Matcher

EDS-NLP simplifies the matching process by exposing a eds.matcher component that can match on terms or regular expressions.

Examples

Let us redefine the pipeline :

import edsnlp

nlp = edsnlp.blank("eds")

terms = dict(
    covid=["coronavirus", "covid19"],  # (1)
    patient="patient",  # (2)
)

regex = dict(
    covid=r"coronavirus|covid[-\s]?19|sars[-\s]cov[-\s]2",  # (3)
)

nlp.add_pipe(
    "eds.matcher",
    config=dict(
        terms=terms,
        regex=regex,
        attr="LOWER",
        term_matcher="exact",
        term_matcher_config={},
    ),
)

Every key in the terms dictionary is mapped to a concept.
The eds.matcher pipeline expects a list of expressions, or a single expression.
We can also define regular expression patterns.

This snippet is complete, and should run as is.

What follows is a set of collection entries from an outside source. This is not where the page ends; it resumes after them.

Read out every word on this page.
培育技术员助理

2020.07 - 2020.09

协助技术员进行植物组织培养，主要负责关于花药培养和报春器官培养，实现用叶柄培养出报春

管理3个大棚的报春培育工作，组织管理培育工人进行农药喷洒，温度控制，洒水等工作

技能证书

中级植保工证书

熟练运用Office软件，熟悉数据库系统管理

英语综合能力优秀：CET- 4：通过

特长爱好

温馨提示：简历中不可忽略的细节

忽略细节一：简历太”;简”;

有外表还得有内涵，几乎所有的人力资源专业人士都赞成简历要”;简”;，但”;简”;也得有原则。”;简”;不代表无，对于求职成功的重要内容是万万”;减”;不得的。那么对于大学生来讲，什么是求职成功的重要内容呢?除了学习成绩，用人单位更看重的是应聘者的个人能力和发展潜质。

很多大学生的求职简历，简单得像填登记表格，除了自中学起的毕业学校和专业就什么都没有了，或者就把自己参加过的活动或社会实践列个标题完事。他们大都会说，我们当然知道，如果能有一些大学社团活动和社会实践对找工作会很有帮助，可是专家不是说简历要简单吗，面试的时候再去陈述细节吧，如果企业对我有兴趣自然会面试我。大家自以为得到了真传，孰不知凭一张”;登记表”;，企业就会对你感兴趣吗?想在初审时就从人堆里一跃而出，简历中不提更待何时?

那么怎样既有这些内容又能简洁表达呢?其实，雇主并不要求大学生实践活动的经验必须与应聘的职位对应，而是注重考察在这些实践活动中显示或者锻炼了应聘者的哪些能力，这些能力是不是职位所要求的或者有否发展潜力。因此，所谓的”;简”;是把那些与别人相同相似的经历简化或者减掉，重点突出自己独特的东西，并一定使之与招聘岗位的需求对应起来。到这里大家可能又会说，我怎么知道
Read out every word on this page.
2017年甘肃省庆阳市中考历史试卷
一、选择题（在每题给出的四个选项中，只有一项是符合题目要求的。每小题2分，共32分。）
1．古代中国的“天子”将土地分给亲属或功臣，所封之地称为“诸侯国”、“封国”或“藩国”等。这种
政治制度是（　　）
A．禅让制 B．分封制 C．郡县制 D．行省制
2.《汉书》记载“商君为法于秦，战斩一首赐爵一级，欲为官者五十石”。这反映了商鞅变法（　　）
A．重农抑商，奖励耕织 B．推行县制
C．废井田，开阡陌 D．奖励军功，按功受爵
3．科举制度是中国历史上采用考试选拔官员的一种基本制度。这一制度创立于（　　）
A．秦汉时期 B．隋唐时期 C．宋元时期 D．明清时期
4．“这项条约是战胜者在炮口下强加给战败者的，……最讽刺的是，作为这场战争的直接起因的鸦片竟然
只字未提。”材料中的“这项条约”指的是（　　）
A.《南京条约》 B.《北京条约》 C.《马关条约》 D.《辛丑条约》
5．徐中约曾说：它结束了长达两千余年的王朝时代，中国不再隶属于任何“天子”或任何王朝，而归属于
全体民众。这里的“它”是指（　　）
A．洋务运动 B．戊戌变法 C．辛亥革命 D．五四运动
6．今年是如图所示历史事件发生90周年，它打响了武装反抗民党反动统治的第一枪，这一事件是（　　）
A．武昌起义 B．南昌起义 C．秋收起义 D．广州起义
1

Patterns, be they terms or regex, are defined as dictionaries where keys become the label of the extracted entities. Dictionary values are either a single expression or a list of expressions that match the concept.

Parameters

PARAMETER	DESCRIPTION
`nlp`	The pipeline object. TYPE: `PipelineProtocol`
`name`	The name of the component. TYPE: `Optional[str]` DEFAULT: `'eds.matcher'`
`terms`	A dictionary of terms. TYPE: `Optional[Patterns]` DEFAULT: `None`
`regex`	A dictionary of regular expressions. TYPE: `Optional[Patterns]` DEFAULT: `None`
`attr`	The default attribute to use for matching. Can be overridden using the `terms` and `regex` configurations. TYPE: `str` DEFAULT: `TEXT`
`ignore_excluded`	Whether to skip excluded tokens (requires an upstream pipeline to mark excluded tokens). TYPE: `bool` DEFAULT: `False`
`ignore_space_tokens`	Whether to skip space tokens during matching. You won't be able to match on newlines if this is enabled and the "spaces"/"newline" option of `eds.normalizer` is enabled (by default). TYPE: `bool` DEFAULT: `False`
`term_matcher`	The matcher to use for matching phrases ? One of (exact, simstring) TYPE: `Literal['exact', 'simstring']` DEFAULT: `exact`
`term_matcher_config`	Parameters of the matcher class TYPE: `Dict[str, Any]` DEFAULT: `{}`
`span_setter`	How to set the spans in the doc. TYPE: `SpanSetterArg` DEFAULT: `{'ents': True}`

Authors and citation

The eds.matcher pipeline was developed by AP-HP's Data Science team.